Source code for improver.cli.apply_rainforests_calibration
# (C) Crown Copyright, Met Office. All rights reserved.
#
# This file is part of 'IMPROVER' and is released under the BSD 3-Clause license.
# See LICENSE in the root of the repository for full licensing details.
"""CLI to apply rainforests calibration."""
import warnings
from improver import cli
[docs]
@cli.clizefy
@cli.with_output
def process(
forecast: cli.inputcube,
*features: cli.inputcube,
model_config: cli.inputjson,
output_thresholds: cli.comma_separated_list_of_float = None,
output_threshold_config: cli.inputjson = None,
threshold_units: str = None,
threads: int = None,
bin_data: bool = False,
):
"""
Calibrate a forecast cube using the Rainforests method.
Ensemble forecasts must be in realization representation. Deterministic forecasts
can be processed to produce a pseudo-ensemble; a realization dimension will be added
to deterministic forecast cubes if one is not already present.
This calibration is done in a situation dependent fashion using a series of
decision-tree models to construct representative error distributions which are
then used to map each input ensemble member onto an error distribution. The
error distributions are averaged in probability space, and interpolated to the
output thresholds.
It is assumed that the models have been trained using the `>=` comparator; i.e.

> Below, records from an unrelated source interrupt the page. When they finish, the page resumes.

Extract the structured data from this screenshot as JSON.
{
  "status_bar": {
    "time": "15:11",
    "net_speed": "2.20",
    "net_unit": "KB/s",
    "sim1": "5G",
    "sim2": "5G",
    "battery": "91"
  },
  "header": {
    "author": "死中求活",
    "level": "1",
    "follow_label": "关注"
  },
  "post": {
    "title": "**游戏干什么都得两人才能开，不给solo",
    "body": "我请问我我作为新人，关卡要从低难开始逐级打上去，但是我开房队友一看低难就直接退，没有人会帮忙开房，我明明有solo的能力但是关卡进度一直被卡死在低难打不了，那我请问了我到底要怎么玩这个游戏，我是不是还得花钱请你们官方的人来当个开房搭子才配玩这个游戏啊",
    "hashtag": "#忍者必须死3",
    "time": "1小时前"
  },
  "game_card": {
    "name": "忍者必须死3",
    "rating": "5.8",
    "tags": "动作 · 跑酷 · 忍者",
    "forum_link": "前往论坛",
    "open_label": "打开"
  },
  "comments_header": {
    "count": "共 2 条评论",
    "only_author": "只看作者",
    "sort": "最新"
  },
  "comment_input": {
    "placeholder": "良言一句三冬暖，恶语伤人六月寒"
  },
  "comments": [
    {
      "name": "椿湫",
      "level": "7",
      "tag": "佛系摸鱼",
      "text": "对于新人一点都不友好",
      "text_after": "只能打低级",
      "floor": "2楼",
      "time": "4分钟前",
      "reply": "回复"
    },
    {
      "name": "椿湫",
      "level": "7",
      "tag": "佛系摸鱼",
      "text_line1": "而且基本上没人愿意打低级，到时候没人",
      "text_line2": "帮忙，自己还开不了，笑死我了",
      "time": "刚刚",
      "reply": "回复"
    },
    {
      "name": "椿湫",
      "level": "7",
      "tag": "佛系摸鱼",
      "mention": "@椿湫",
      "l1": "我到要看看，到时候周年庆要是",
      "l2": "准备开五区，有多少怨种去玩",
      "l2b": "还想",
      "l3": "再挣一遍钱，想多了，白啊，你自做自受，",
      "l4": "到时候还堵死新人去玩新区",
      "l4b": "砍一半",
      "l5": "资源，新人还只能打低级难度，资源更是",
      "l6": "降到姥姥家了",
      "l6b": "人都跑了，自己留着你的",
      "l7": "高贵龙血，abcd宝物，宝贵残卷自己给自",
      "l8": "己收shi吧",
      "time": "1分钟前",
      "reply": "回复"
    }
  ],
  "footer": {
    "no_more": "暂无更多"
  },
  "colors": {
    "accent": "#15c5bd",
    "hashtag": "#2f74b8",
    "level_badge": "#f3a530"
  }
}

they predict the probability that the error is greater than or equal to the various
error thresholds. The output probability cube also uses the `>=` comparator.
Args:
forecast_cube (iris.cube.Cube):
Cube containing the forecast to be calibrated; must be as realizations.
feature_cubes (iris.cube.Cubelist):
Cubelist containing the feature variables (physical parameters) used as inputs
to the tree-models for the generation of the associated error distributions.
Feature cubes are expected to have the same dimensions as forecast_cube, with
the exception of the realization dimension. Where the feature_cube contains a
realization dimension this is expected to be consistent, otherwise the cube will
be broadcast along the realization dimension.
model_config (dict):
Dictionary containing RainForests model configuration data.
output_thresholds (list):
List of thresholds at which to evaluate output probabilities.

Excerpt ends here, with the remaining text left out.